This is achieved by clicking on the "Display panel settings" button under the "Export" dropdown menu in the top right corner and saving an RDS file containing a serialized list of panel parameters.
Anyone with access to this file and the original `SingleCellExperiment` can then run `iSEE` to recover the same application state.
Alternatively, the code required to construct the panel parameters can be returned, which is more transparent and amenable to further modification.
This facility is most obviously useful for reproducing a perspective on the data that leads to a particular scientific conclusion;
it is also helpful for collaborations whereby different views of the same dataset can be easily transferred between analysts.
`iSEE` also keeps a record of the R commands used to generate each figure and table in the app.
This information is readily available via the "Extract the R code" button under the "Export" dropdown menu.
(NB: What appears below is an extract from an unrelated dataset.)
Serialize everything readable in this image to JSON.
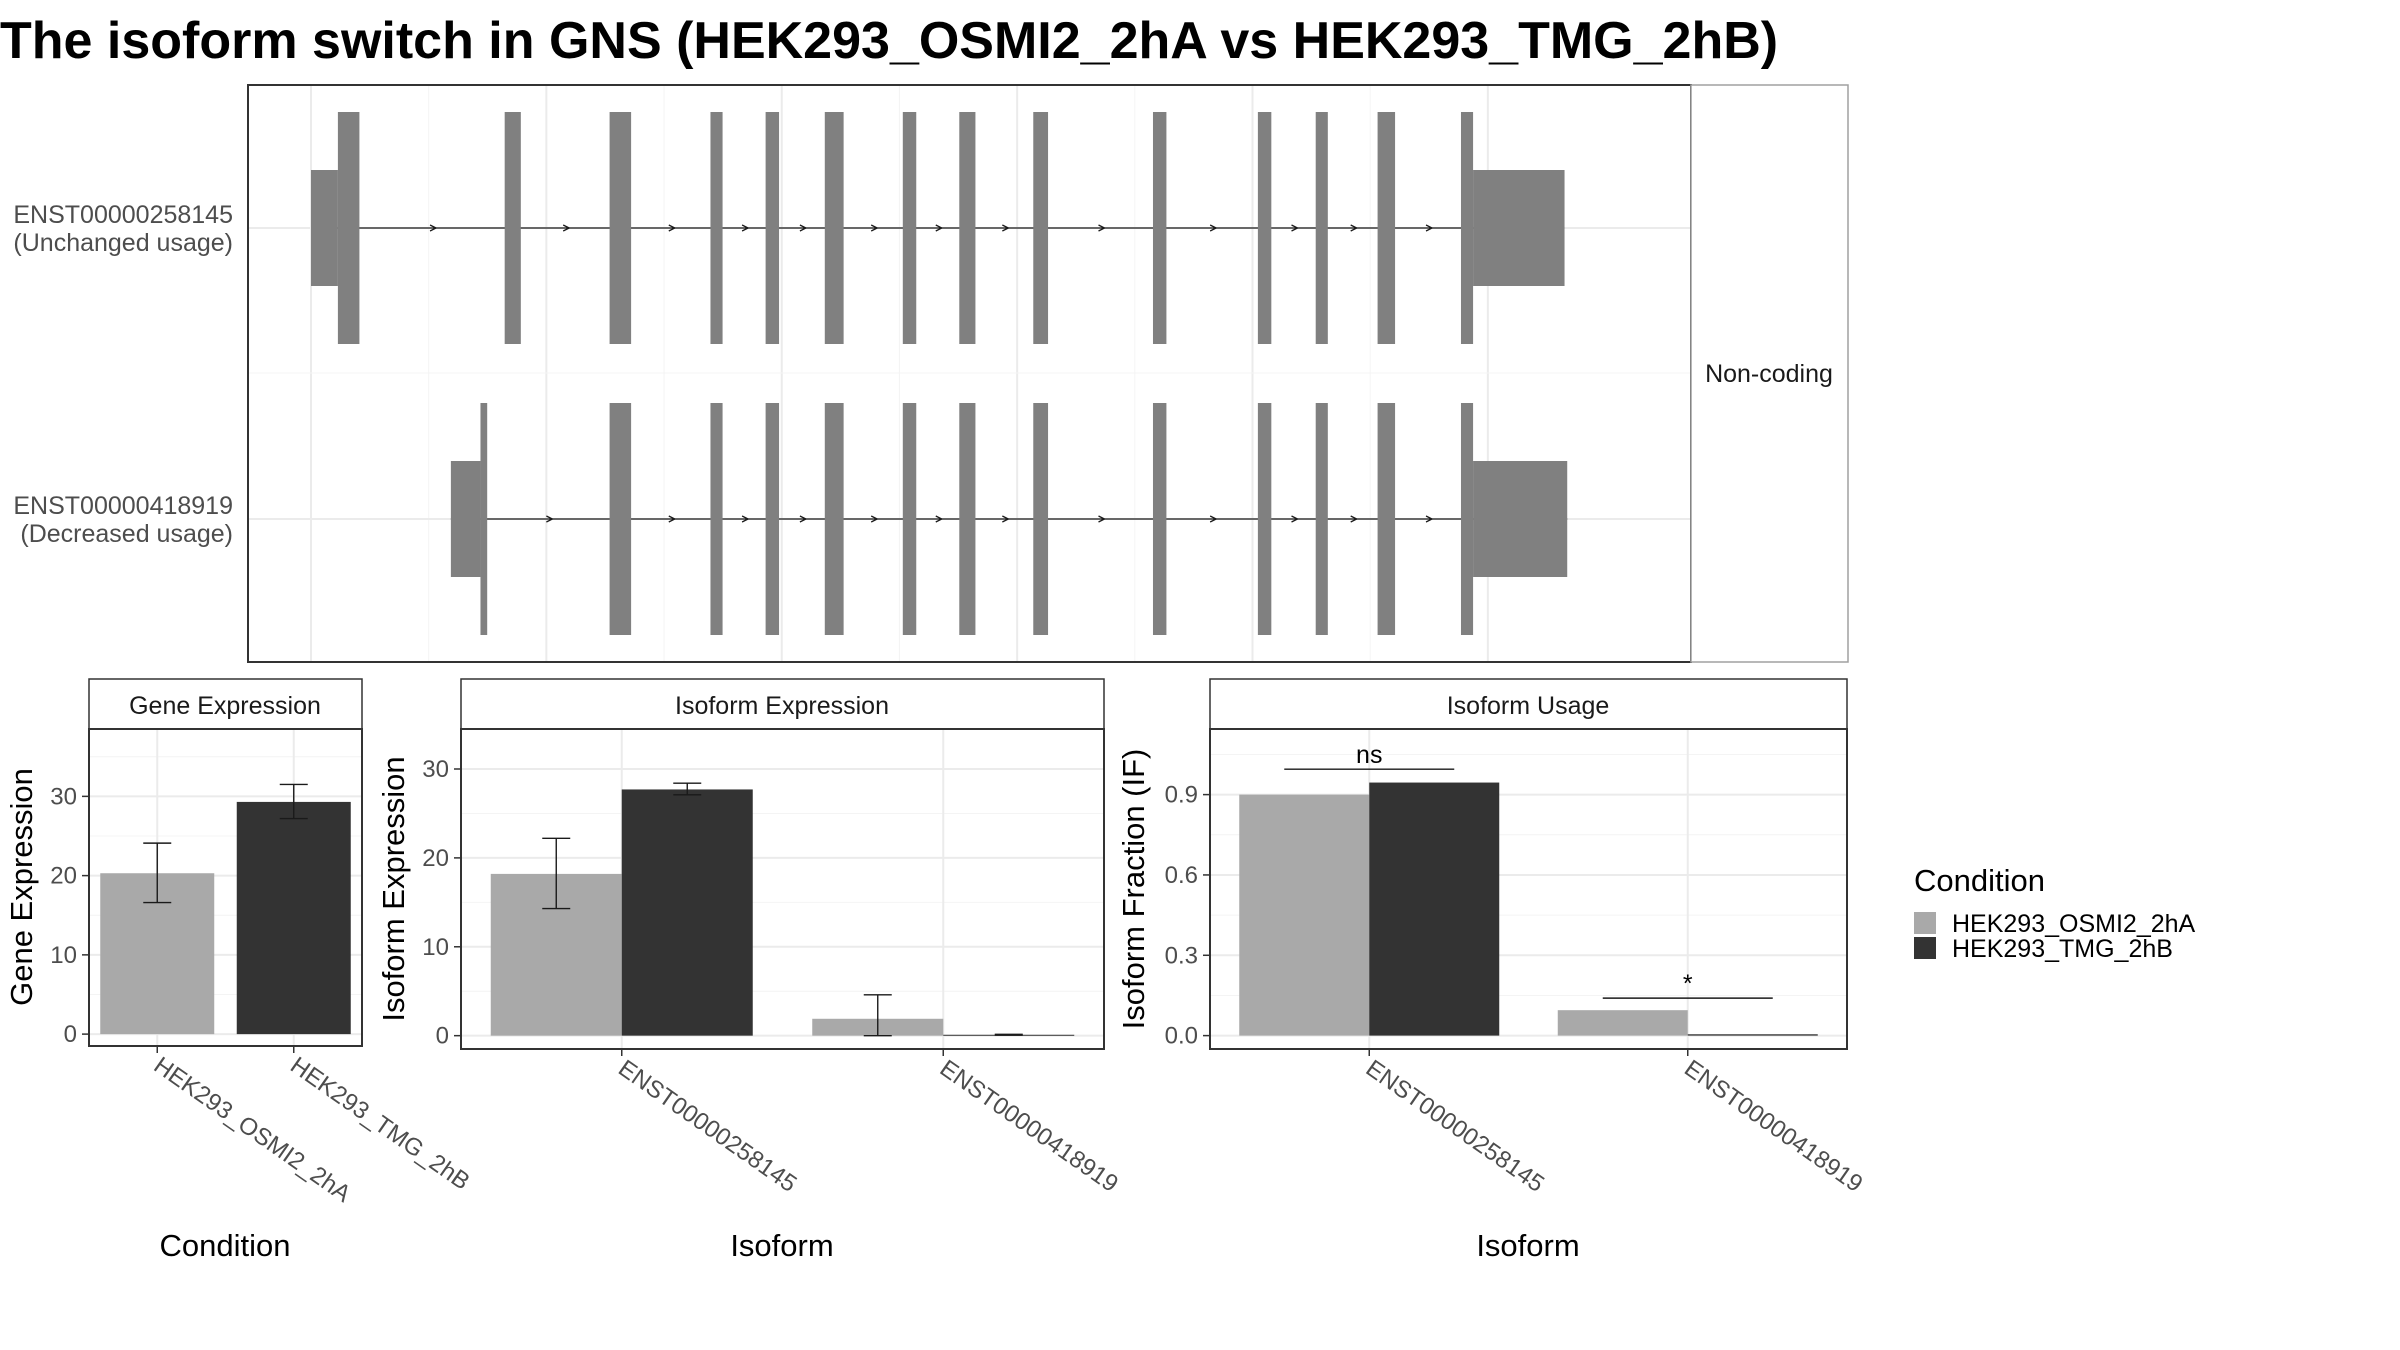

By copying the code displayed in the modal window and executing it in the R session from which the `iSEE` app was launched, a user can exactly reproduce all plots currently displayed in the GUI.
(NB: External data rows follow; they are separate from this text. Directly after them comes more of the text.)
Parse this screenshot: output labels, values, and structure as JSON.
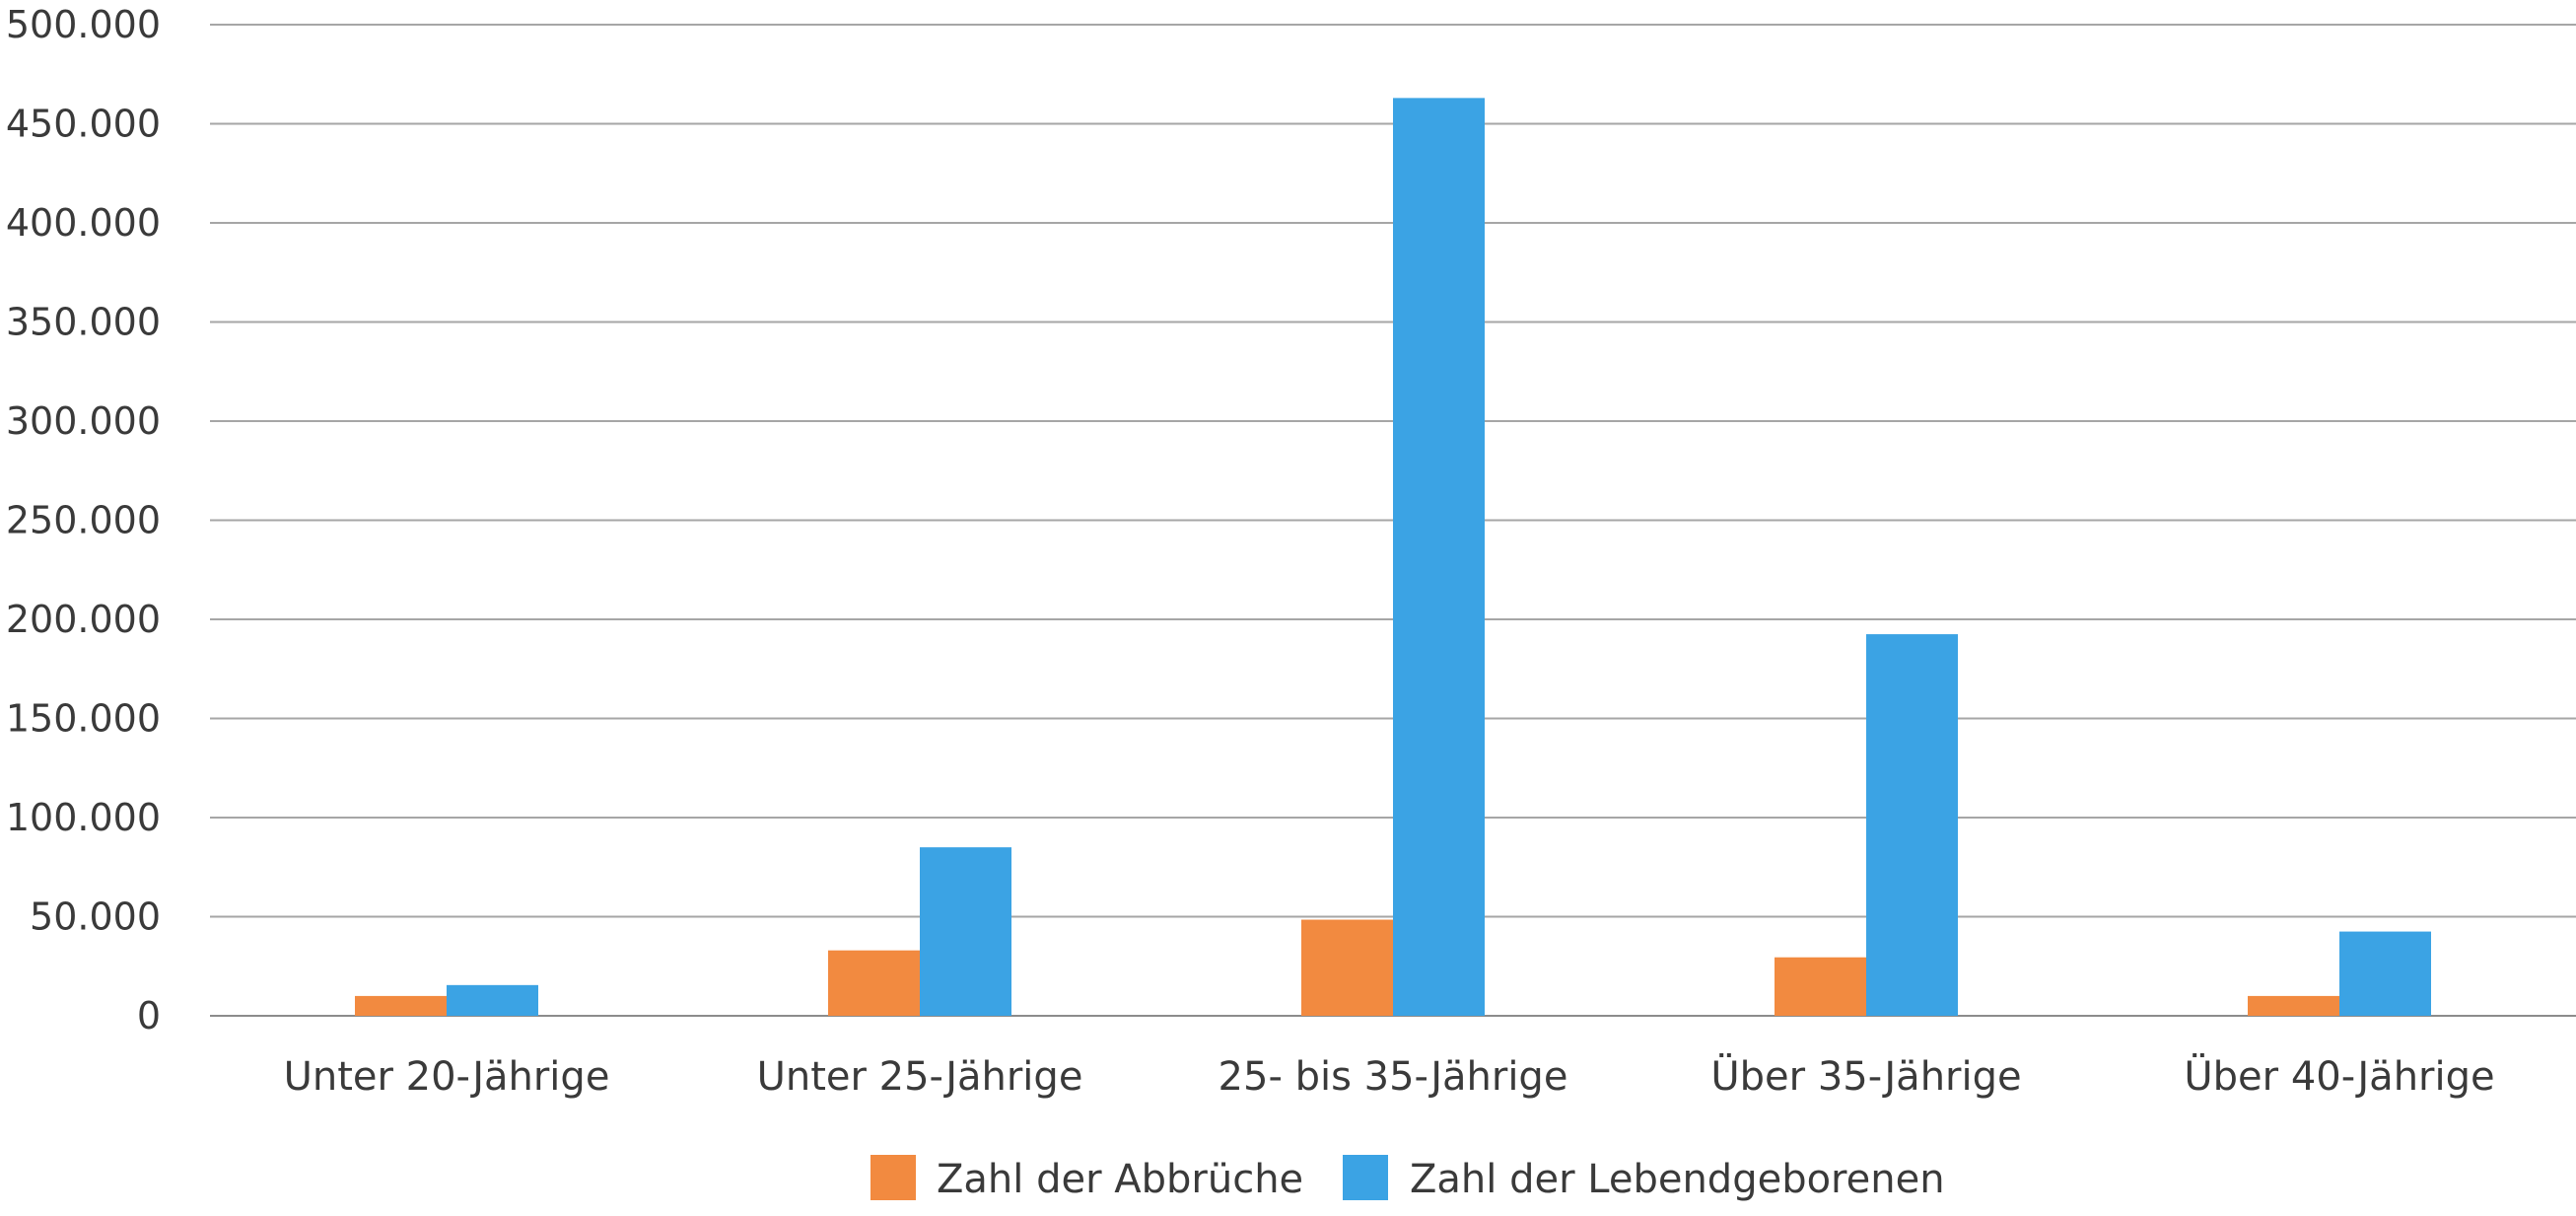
{
  "chart_data": {
    "type": "bar",
    "title": "",
    "xlabel": "",
    "ylabel": "",
    "categories": [
      "Unter 20-Jährige",
      "Unter 25-Jährige",
      "25- bis 35-Jährige",
      "Über 35-Jährige",
      "Über 40-Jährige"
    ],
    "series": [
      {
        "name": "Zahl der Abbrüche",
        "color": "#f28a40",
        "values": [
          10000,
          33000,
          48500,
          29500,
          10000
        ]
      },
      {
        "name": "Zahl der Lebendgeborenen",
        "color": "#3ba3e4",
        "values": [
          15500,
          85000,
          463000,
          192500,
          42500
        ]
      }
    ],
    "ylim": [
      0,
      500000
    ],
    "y_ticks": [
      0,
      50000,
      100000,
      150000,
      200000,
      250000,
      300000,
      350000,
      400000,
      450000,
      500000
    ],
    "y_tick_labels": [
      "0",
      "50.000",
      "100.000",
      "150.000",
      "200.000",
      "250.000",
      "300.000",
      "350.000",
      "400.000",
      "450.000",
      "500.000"
    ],
    "grid": true,
    "legend_position": "bottom-center"
  }
}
In this manner, a user can use `iSEE` to rapidly prototype plots of interest without having to write the associated boilerplate, after which they can then copy the code in an R script for fine-tuning.
Of course, the user can also save the plots and tables directly for further adjustment with other tools.
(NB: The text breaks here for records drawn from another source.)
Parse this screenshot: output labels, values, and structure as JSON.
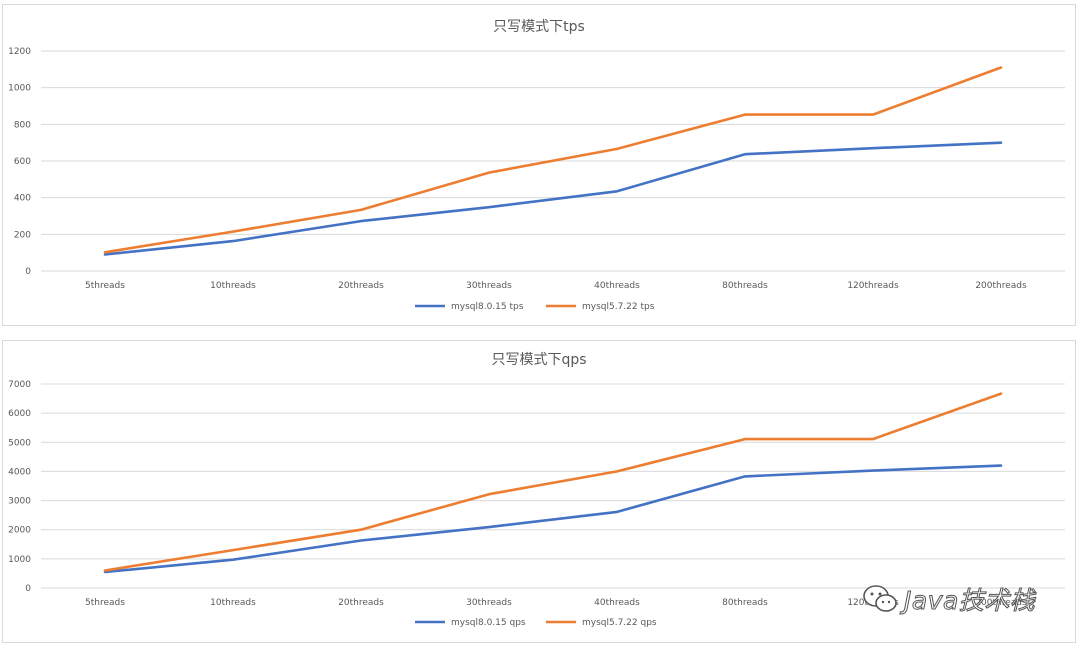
{
  "chart_data": [
    {
      "type": "line",
      "title": "只写模式下tps",
      "categories": [
        "5threads",
        "10threads",
        "20threads",
        "30threads",
        "40threads",
        "80threads",
        "120threads",
        "200threads"
      ],
      "series": [
        {
          "name": "mysql8.0.15 tps",
          "color": "#4472c4",
          "values": [
            90,
            163,
            272,
            348,
            435,
            637,
            670,
            700
          ]
        },
        {
          "name": "mysql5.7.22 tps",
          "color": "#ed7d31",
          "values": [
            102,
            215,
            333,
            537,
            666,
            853,
            853,
            1110
          ]
        }
      ],
      "ylim": [
        0,
        1200
      ],
      "yticks": [
        0,
        200,
        400,
        600,
        800,
        1000,
        1200
      ],
      "grid": true,
      "legend": "bottom"
    },
    {
      "type": "line",
      "title": "只写模式下qps",
      "categories": [
        "5threads",
        "10threads",
        "20threads",
        "30threads",
        "40threads",
        "80threads",
        "120threads",
        "200threads"
      ],
      "series": [
        {
          "name": "mysql8.0.15 qps",
          "color": "#4472c4",
          "values": [
            550,
            970,
            1630,
            2090,
            2610,
            3830,
            4030,
            4200
          ]
        },
        {
          "name": "mysql5.7.22 qps",
          "color": "#ed7d31",
          "values": [
            600,
            1300,
            2000,
            3220,
            4000,
            5110,
            5110,
            6670
          ]
        }
      ],
      "ylim": [
        0,
        7000
      ],
      "yticks": [
        0,
        1000,
        2000,
        3000,
        4000,
        5000,
        6000,
        7000
      ],
      "grid": true,
      "legend": "bottom"
    }
  ],
  "watermark": {
    "text": "Java技术栈",
    "icon": "wechat-icon"
  }
}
## Dissemination of analysis results {#dissemination}
`iSEE` provides a powerful avenue for disseminating results through a "guided tour" of the dataset.
This involves writing a step-by-step walkthrough of the different panels with explanations to facilitate their interpretation.
All that is needed to add a tour to an `iSEE` instance is a data frame with two columns named "element" and "intro"; the first column declares the UI element to highlight in each step of the tour, and the second one contains the text to display at that step.
This data frame must then be provided to the `iSEE()` function via the `tour` argument.
Below we demonstrate the implementation of a simple tour that takes users through the two panels that compose a GUI and trains them to use the collapsible boxes.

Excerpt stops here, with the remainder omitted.